End Violence Against Women Coalition
- Abbreviation: EVAW
- Formation: 2 November 2005; 20 years ago
- Type: Charity
- Registration no.: 1161132 (Charity Commission)
- Purpose: Campaigns to end all forms of violence against women
- Headquarters: Unit 221 Chinaworks, Black Prince Road, London SE1 7SJ
- Co-chair: Aisha K. Gill
- Co-chair: Gurpreet Virdee
- Website: www.endviolenceagainstwomen.org.uk

= End Violence Against Women Coalition =

End Violence Against Women Coalition (EVAW) is a UK-based coalition of individuals and organisations that campaigns to end all forms of violence against women. It was founded in 2005 and became a registered charity 31 March 2015.

== History ==
The End Violence Against Women Coalition was originally established by the, now defunct, non-departmental public body (NDPB), the Women's National Commission (WNC), as a working group in early 2005. Initially it published What a Waste: The Case for an Integrated Violence Against Women Strategy, and in November of the same year it launched with the publication of "Making the Grade? An Independent Analysis of Government Initiatives on Violence Against Women, a survey of the work being done by central Government in the UK on violence against women, and highlighting the gaps in the provision of services.

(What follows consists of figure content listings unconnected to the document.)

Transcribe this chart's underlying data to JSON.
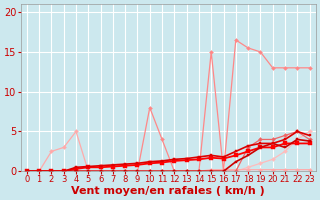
{
  "bg_color": "#cce8ee",
  "grid_color": "#ffffff",
  "xlabel": "Vent moyen/en rafales ( km/h )",
  "xlim": [
    -0.5,
    23.5
  ],
  "ylim": [
    0,
    21
  ],
  "yticks": [
    0,
    5,
    10,
    15,
    20
  ],
  "xticks": [
    0,
    1,
    2,
    3,
    4,
    5,
    6,
    7,
    8,
    9,
    10,
    11,
    12,
    13,
    14,
    15,
    16,
    17,
    18,
    19,
    20,
    21,
    22,
    23
  ],
  "series": [
    {
      "x": [
        0,
        1,
        2,
        3,
        4,
        5,
        6,
        7,
        8,
        9,
        10,
        11,
        12,
        13,
        14,
        15,
        16,
        17,
        18,
        19,
        20,
        21,
        22,
        23
      ],
      "y": [
        0,
        0,
        0,
        0,
        0,
        0,
        0,
        0,
        0,
        0,
        0,
        0,
        0,
        0,
        0,
        0,
        0,
        0,
        0.5,
        1,
        1.5,
        2.5,
        4,
        5
      ],
      "color": "#ffbbbb",
      "lw": 0.9,
      "marker": "D",
      "ms": 2.0
    },
    {
      "x": [
        0,
        1,
        2,
        3,
        4,
        5,
        6,
        7,
        8,
        9,
        10,
        11,
        12,
        13,
        14,
        15,
        16,
        17,
        18,
        19,
        20,
        21,
        22,
        23
      ],
      "y": [
        0,
        0,
        2.5,
        3,
        5,
        0,
        0,
        0,
        0,
        0,
        0,
        0,
        0,
        0,
        0,
        0.2,
        0.2,
        0.2,
        0.2,
        0.2,
        0.2,
        0.2,
        0.2,
        0.2
      ],
      "color": "#ffaaaa",
      "lw": 0.9,
      "marker": "D",
      "ms": 2.0
    },
    {
      "comment": "medium pink - big peaks at x=10-11(~8), x=15(~15), x=17(~16.5), then 15.5, 15, 13",
      "x": [
        0,
        1,
        2,
        3,
        4,
        5,
        6,
        7,
        8,
        9,
        10,
        11,
        12,
        13,
        14,
        15,
        16,
        17,
        18,
        19,
        20,
        21,
        22,
        23
      ],
      "y": [
        0,
        0,
        0,
        0,
        0,
        0,
        0,
        0,
        0,
        0,
        8,
        4,
        0,
        0,
        0,
        15,
        0,
        16.5,
        15.5,
        15,
        13,
        13,
        13,
        13
      ],
      "color": "#ff8888",
      "lw": 0.9,
      "marker": "D",
      "ms": 2.0
    },
    {
      "x": [
        0,
        1,
        2,
        3,
        4,
        5,
        6,
        7,
        8,
        9,
        10,
        11,
        12,
        13,
        14,
        15,
        16,
        17,
        18,
        19,
        20,
        21,
        22,
        23
      ],
      "y": [
        0,
        0,
        0,
        0,
        0,
        0,
        0,
        0,
        0,
        0,
        0,
        0,
        0,
        0,
        0,
        0,
        0,
        0,
        3,
        4,
        4,
        4.5,
        5,
        4
      ],
      "color": "#ee6666",
      "lw": 0.9,
      "marker": "D",
      "ms": 2.0
    },
    {
      "x": [
        0,
        1,
        2,
        3,
        4,
        5,
        6,
        7,
        8,
        9,
        10,
        11,
        12,
        13,
        14,
        15,
        16,
        17,
        18,
        19,
        20,
        21,
        22,
        23
      ],
      "y": [
        0,
        0,
        0,
        0,
        0.3,
        0.5,
        0.5,
        0.6,
        0.7,
        0.8,
        1,
        1.1,
        1.3,
        1.4,
        1.5,
        1.7,
        1.6,
        2.0,
        2.5,
        3,
        3,
        3.5,
        3.5,
        3.5
      ],
      "color": "#ff0000",
      "lw": 1.3,
      "marker": "s",
      "ms": 2.2
    },
    {
      "x": [
        0,
        1,
        2,
        3,
        4,
        5,
        6,
        7,
        8,
        9,
        10,
        11,
        12,
        13,
        14,
        15,
        16,
        17,
        18,
        19,
        20,
        21,
        22,
        23
      ],
      "y": [
        0,
        0,
        0,
        0,
        0,
        0,
        0,
        0,
        0,
        0,
        0,
        0,
        0,
        0,
        0,
        0,
        0,
        1.2,
        2,
        3,
        3.5,
        3,
        4,
        3.8
      ],
      "color": "#cc0000",
      "lw": 1.2,
      "marker": "s",
      "ms": 2.0
    },
    {
      "x": [
        0,
        1,
        2,
        3,
        4,
        5,
        6,
        7,
        8,
        9,
        10,
        11,
        12,
        13,
        14,
        15,
        16,
        17,
        18,
        19,
        20,
        21,
        22,
        23
      ],
      "y": [
        0,
        0,
        0,
        0,
        0.5,
        0.6,
        0.7,
        0.8,
        0.9,
        1,
        1.2,
        1.3,
        1.5,
        1.6,
        1.8,
        2,
        1.8,
        2.5,
        3.2,
        3.5,
        3.5,
        4,
        5,
        4.5
      ],
      "color": "#dd0000",
      "lw": 1.2,
      "marker": "s",
      "ms": 2.0
    }
  ],
  "xlabel_color": "#cc0000",
  "xlabel_fontsize": 8,
  "tick_color": "#cc0000",
  "tick_fontsize": 6,
  "ytick_fontsize": 7
}
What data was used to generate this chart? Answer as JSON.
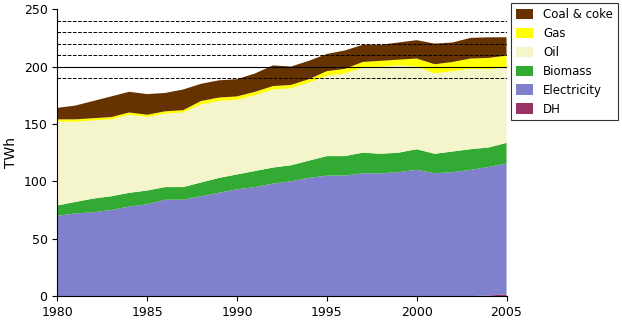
{
  "years": [
    1980,
    1981,
    1982,
    1983,
    1984,
    1985,
    1986,
    1987,
    1988,
    1989,
    1990,
    1991,
    1992,
    1993,
    1994,
    1995,
    1996,
    1997,
    1998,
    1999,
    2000,
    2001,
    2002,
    2003,
    2004,
    2005
  ],
  "electricity": [
    70,
    72,
    73,
    75,
    78,
    80,
    84,
    84,
    87,
    90,
    93,
    95,
    98,
    100,
    103,
    105,
    105,
    107,
    107,
    108,
    110,
    107,
    108,
    110,
    112,
    114
  ],
  "dh": [
    0,
    0,
    0,
    0,
    0,
    0,
    0,
    0,
    0,
    0,
    0,
    0,
    0,
    0,
    0,
    0,
    0,
    0,
    0,
    0,
    0,
    0,
    0,
    0,
    0.5,
    1.5
  ],
  "biomass": [
    9,
    10,
    12,
    12,
    12,
    12,
    11,
    11,
    12,
    13,
    13,
    14,
    14,
    14,
    15,
    17,
    17,
    18,
    17,
    17,
    18,
    17,
    18,
    18,
    17,
    18
  ],
  "oil": [
    73,
    70,
    68,
    67,
    68,
    64,
    64,
    65,
    68,
    67,
    65,
    66,
    68,
    67,
    68,
    70,
    72,
    74,
    76,
    76,
    72,
    70,
    70,
    70,
    68,
    66
  ],
  "gas": [
    2,
    2,
    2,
    2,
    2,
    2,
    2,
    2,
    3,
    3,
    3,
    3,
    3,
    3,
    3,
    4,
    4,
    5,
    5,
    5,
    7,
    8,
    8,
    9,
    10,
    10
  ],
  "coal_coke": [
    10,
    12,
    15,
    18,
    18,
    18,
    16,
    18,
    15,
    15,
    15,
    16,
    18,
    16,
    16,
    15,
    16,
    15,
    14,
    15,
    16,
    18,
    17,
    18,
    18,
    16
  ],
  "colors": {
    "electricity": "#8080cc",
    "dh": "#993366",
    "biomass": "#33aa33",
    "oil": "#f5f5cc",
    "gas": "#ffff00",
    "coal_coke": "#663300"
  },
  "ylabel": "TWh",
  "ylim": [
    0,
    250
  ],
  "yticks": [
    0,
    50,
    100,
    150,
    200,
    250
  ],
  "xticks": [
    1980,
    1985,
    1990,
    1995,
    2000,
    2005
  ],
  "solid_gridlines": [
    200
  ],
  "dashed_gridlines": [
    190,
    210,
    220,
    230,
    240
  ]
}
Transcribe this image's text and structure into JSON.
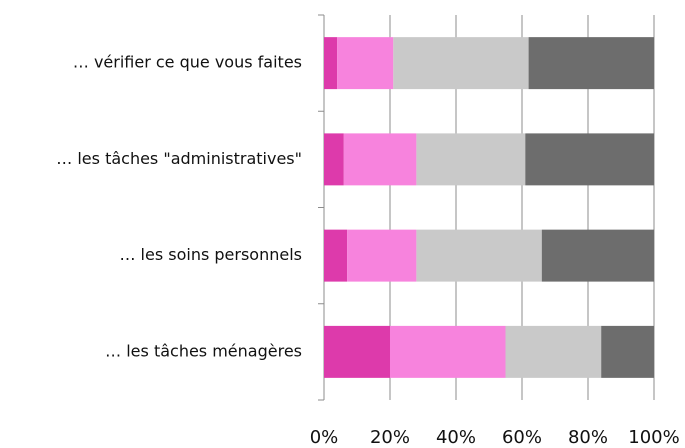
{
  "chart_data": {
    "type": "stacked_bar_horizontal",
    "categories": [
      "… vérifier ce que vous faites",
      "… les tâches \"administratives\"",
      "… les soins personnels",
      "… les tâches ménagères"
    ],
    "series": [
      {
        "color": "#dd3aab",
        "values": [
          4,
          6,
          7,
          20
        ]
      },
      {
        "color": "#f783dd",
        "values": [
          17,
          22,
          21,
          35
        ]
      },
      {
        "color": "#c9c9c9",
        "values": [
          41,
          33,
          38,
          29
        ]
      },
      {
        "color": "#6d6d6d",
        "values": [
          38,
          39,
          34,
          16
        ]
      }
    ],
    "xlim": [
      0,
      100
    ],
    "xticks": [
      {
        "value": 0,
        "label": "0%"
      },
      {
        "value": 20,
        "label": "20%"
      },
      {
        "value": 40,
        "label": "40%"
      },
      {
        "value": 60,
        "label": "60%"
      },
      {
        "value": 80,
        "label": "80%"
      },
      {
        "value": 100,
        "label": "100%"
      }
    ],
    "grid": true
  }
}
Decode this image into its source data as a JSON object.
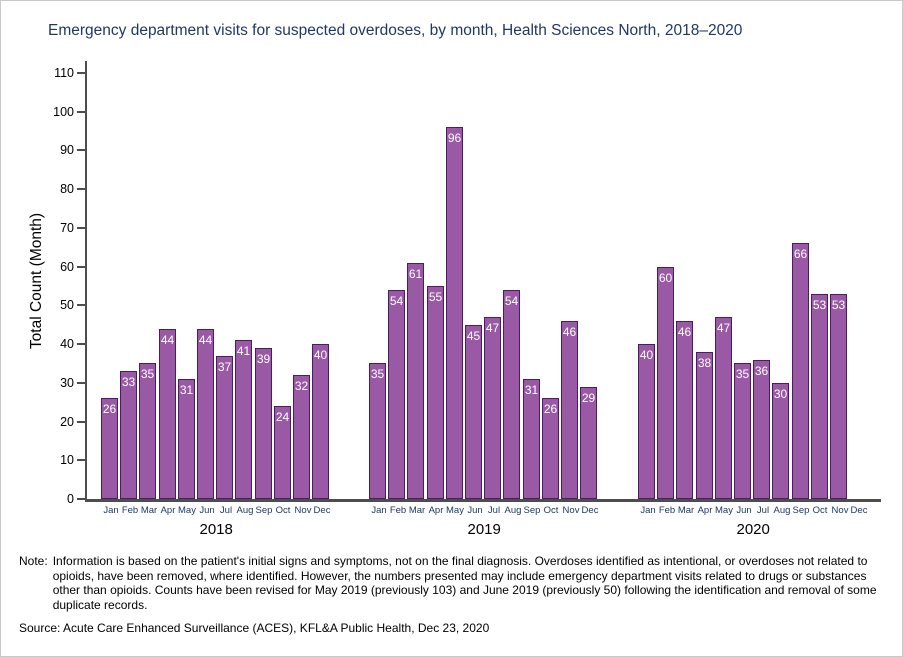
{
  "title": "Emergency department visits for suspected overdoses, by month, Health Sciences North, 2018–2020",
  "chart_data": {
    "type": "bar",
    "title": "Emergency department visits for suspected overdoses, by month, Health Sciences North, 2018–2020",
    "xlabel": "",
    "ylabel": "Total Count (Month)",
    "ylim": [
      0,
      110
    ],
    "ytick_step": 10,
    "grid": false,
    "legend_position": "none",
    "bar_value_labels_shown": true,
    "categories": [
      "Jan",
      "Feb",
      "Mar",
      "Apr",
      "May",
      "Jun",
      "Jul",
      "Aug",
      "Sep",
      "Oct",
      "Nov",
      "Dec"
    ],
    "series": [
      {
        "name": "2018",
        "values": [
          26,
          33,
          35,
          44,
          31,
          44,
          37,
          41,
          39,
          24,
          32,
          40
        ]
      },
      {
        "name": "2019",
        "values": [
          35,
          54,
          61,
          55,
          96,
          45,
          47,
          54,
          31,
          26,
          46,
          29
        ]
      },
      {
        "name": "2020",
        "values": [
          40,
          60,
          46,
          38,
          47,
          35,
          36,
          30,
          66,
          53,
          53,
          null
        ]
      }
    ]
  },
  "note": {
    "label": "Note:",
    "text": "Information is based on the patient's initial signs and symptoms, not on the final diagnosis. Overdoses identified as intentional, or overdoses not related to opioids, have been removed, where identified. However, the numbers presented may include emergency department visits related to drugs or substances other than opioids. Counts have been revised for May 2019 (previously 103) and June 2019 (previously 50) following the identification and removal of some duplicate records."
  },
  "source": "Source: Acute Care Enhanced Surveillance (ACES), KFL&A Public Health, Dec 23, 2020",
  "colors": {
    "title_text": "#1F3864",
    "month_label": "#1F3864",
    "year_label": "#000000",
    "tick_label": "#000000",
    "axis": "#4D4D4D",
    "bar_fill": "#9959A5",
    "bar_border": "#4A1D5E",
    "bar_value_label": "#FFFFFF",
    "body_text": "#000000"
  }
}
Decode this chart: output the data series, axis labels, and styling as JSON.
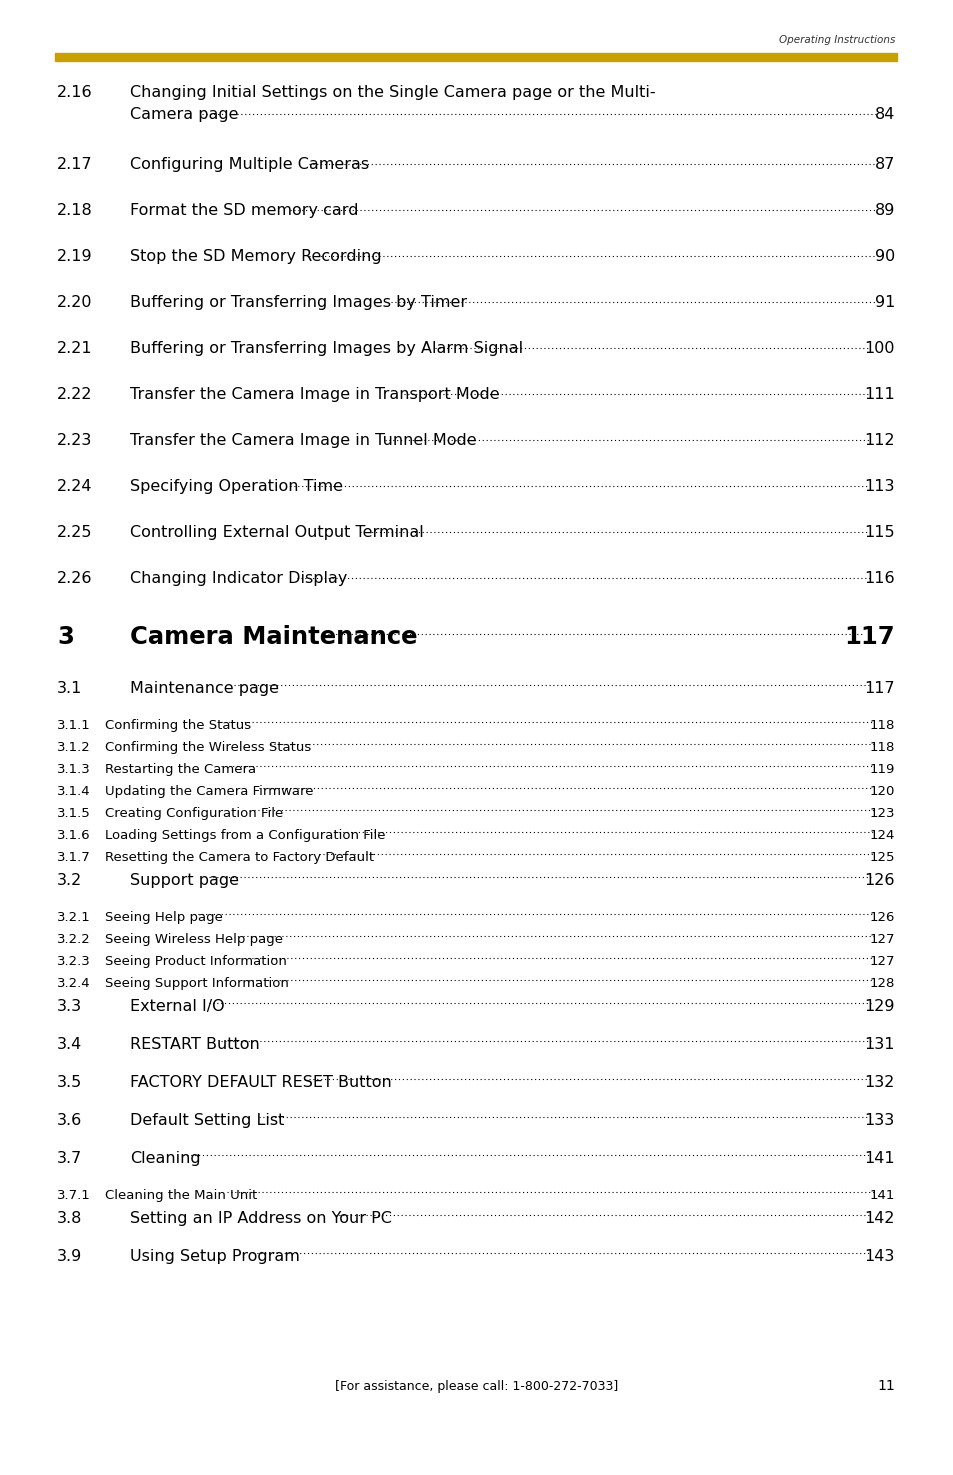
{
  "background_color": "#ffffff",
  "header_text": "Operating Instructions",
  "gold_bar_color": "#C8A000",
  "footer_text": "[For assistance, please call: 1-800-272-7033]",
  "footer_page": "11",
  "toc_entries": [
    {
      "num": "2.16",
      "title1": "Changing Initial Settings on the Single Camera page or the Multi-",
      "title2": "Camera page",
      "page": "84",
      "two_line": true
    },
    {
      "num": "2.17",
      "title1": "Configuring Multiple Cameras",
      "title2": "",
      "page": "87",
      "two_line": false
    },
    {
      "num": "2.18",
      "title1": "Format the SD memory card",
      "title2": "",
      "page": "89",
      "two_line": false
    },
    {
      "num": "2.19",
      "title1": "Stop the SD Memory Recording",
      "title2": "",
      "page": "90",
      "two_line": false
    },
    {
      "num": "2.20",
      "title1": "Buffering or Transferring Images by Timer",
      "title2": "",
      "page": "91",
      "two_line": false
    },
    {
      "num": "2.21",
      "title1": "Buffering or Transferring Images by Alarm Signal",
      "title2": "",
      "page": "100",
      "two_line": false
    },
    {
      "num": "2.22",
      "title1": "Transfer the Camera Image in Transport Mode",
      "title2": "",
      "page": "111",
      "two_line": false
    },
    {
      "num": "2.23",
      "title1": "Transfer the Camera Image in Tunnel Mode",
      "title2": "",
      "page": "112",
      "two_line": false
    },
    {
      "num": "2.24",
      "title1": "Specifying Operation Time",
      "title2": "",
      "page": "113",
      "two_line": false
    },
    {
      "num": "2.25",
      "title1": "Controlling External Output Terminal",
      "title2": "",
      "page": "115",
      "two_line": false
    },
    {
      "num": "2.26",
      "title1": "Changing Indicator Display",
      "title2": "",
      "page": "116",
      "two_line": false
    }
  ],
  "chapter_header": {
    "num": "3",
    "title": "Camera Maintenance",
    "page": "117"
  },
  "sub_entries": [
    {
      "num": "3.1",
      "title": "Maintenance page",
      "page": "117",
      "small": false
    },
    {
      "num": "3.1.1",
      "title": "Confirming the Status",
      "page": "118",
      "small": true
    },
    {
      "num": "3.1.2",
      "title": "Confirming the Wireless Status",
      "page": "118",
      "small": true
    },
    {
      "num": "3.1.3",
      "title": "Restarting the Camera",
      "page": "119",
      "small": true
    },
    {
      "num": "3.1.4",
      "title": "Updating the Camera Firmware",
      "page": "120",
      "small": true
    },
    {
      "num": "3.1.5",
      "title": "Creating Configuration File",
      "page": "123",
      "small": true
    },
    {
      "num": "3.1.6",
      "title": "Loading Settings from a Configuration File",
      "page": "124",
      "small": true
    },
    {
      "num": "3.1.7",
      "title": "Resetting the Camera to Factory Default",
      "page": "125",
      "small": true
    },
    {
      "num": "3.2",
      "title": "Support page",
      "page": "126",
      "small": false
    },
    {
      "num": "3.2.1",
      "title": "Seeing Help page",
      "page": "126",
      "small": true
    },
    {
      "num": "3.2.2",
      "title": "Seeing Wireless Help page",
      "page": "127",
      "small": true
    },
    {
      "num": "3.2.3",
      "title": "Seeing Product Information",
      "page": "127",
      "small": true
    },
    {
      "num": "3.2.4",
      "title": "Seeing Support Information",
      "page": "128",
      "small": true
    },
    {
      "num": "3.3",
      "title": "External I/O",
      "page": "129",
      "small": false
    },
    {
      "num": "3.4",
      "title": "RESTART Button",
      "page": "131",
      "small": false
    },
    {
      "num": "3.5",
      "title": "FACTORY DEFAULT RESET Button",
      "page": "132",
      "small": false
    },
    {
      "num": "3.6",
      "title": "Default Setting List",
      "page": "133",
      "small": false
    },
    {
      "num": "3.7",
      "title": "Cleaning",
      "page": "141",
      "small": false
    },
    {
      "num": "3.7.1",
      "title": "Cleaning the Main Unit",
      "page": "141",
      "small": true
    },
    {
      "num": "3.8",
      "title": "Setting an IP Address on Your PC",
      "page": "142",
      "small": false
    },
    {
      "num": "3.9",
      "title": "Using Setup Program",
      "page": "143",
      "small": false
    }
  ]
}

On 31 March 2015, the coalition became a registered charity, co-chaired by Liz Kelly and Marai Larasi. Current co-chairs are Gurpreet Virdee and Aisha K. Gill.

== Members ==

- Amnesty International UK
- Ashiana Network
- Asylum Aid
- AVA Against Violence & Abuse
- BAWSO
- Bristol Fawcett Society
- Bristol Feminist Network
- British Humanist Association
- Child and Woman Abuse Studies Unit (CWASU)
- Durham University
- Eaves
- Equality Now
- Fawcett Society
- Forward UK
- imkaan
- IKWRO
- Jewish Women's Aid
- Lancaster University
- Latin American Women's Aid (LAWADV)
- London Feminist Network
- NASUWT
- NAWO
- Newham Asian Women's Project
- nia
- Northern Ireland Women's Aid
- NUS
- OBJECT
- Rape Crisis England and Wales
- Rape Crisis (Scotland)
- Rape Crisis (South London)
- Refuge
- RESPECT
- Rights of women
- RMT
- Roehampton University
- Scottish Women's Aid
- Shakti Women's Aid
- South Essex Rape and Incest Crisis Centre (SERICC)
- Southall Black Sisters
- Standing Together
- Surviving Economic Abuse
- Tender
- Trades Union Congress
- UNISON
- Welsh Women's Aid
- White Ribbon Campaign
- Women for Refugee Women
- Women in Prison
- Womankind Worldwide
- Women's Aid
- Women's Budget Group
- Women's Institutes
- Women's Resource Centre
- Young Women's Trust
- Zero Tolerance

== Campaign goals ==
The campaign goals of EVAW are:
1. To ensure that national, regional and local governments in the UK take all steps necessary to prevent and eliminate violence against women and girls.
2. To enable individuals and organisations to become part of a movement to eliminate violence against women and girls.
3. To have violence against women understood as a cause and consequence of women's inequality and a violation of human rights.
4. To share information and innovative practice around the UK to develop campaign strategies and provide a coherent voice to governments.

== Evidence to the Leveson inquiry ==
EVAW, Eaves, Equality Now and Object gave joint evidence to the Leveson Inquiry, a judicial public inquiry into the culture, practices and ethics of the British press following the News International phone hacking scandal.

Accompanying their evidence were three documents. The first detailed how, in their view, media reporting on violence against women and girls (VAWG) commonly upholds myths and stereotypes about VAWG, including victim blaming. The second made recommendations to the inquiry about the reform of press regulation. The final document, Just the Women, was "an evaluation of eleven British national newspapers’ portrayal of women over a two-week period in September 2012, including recommendations on press regulation reform in order to reduce harm to, and discrimination against, women."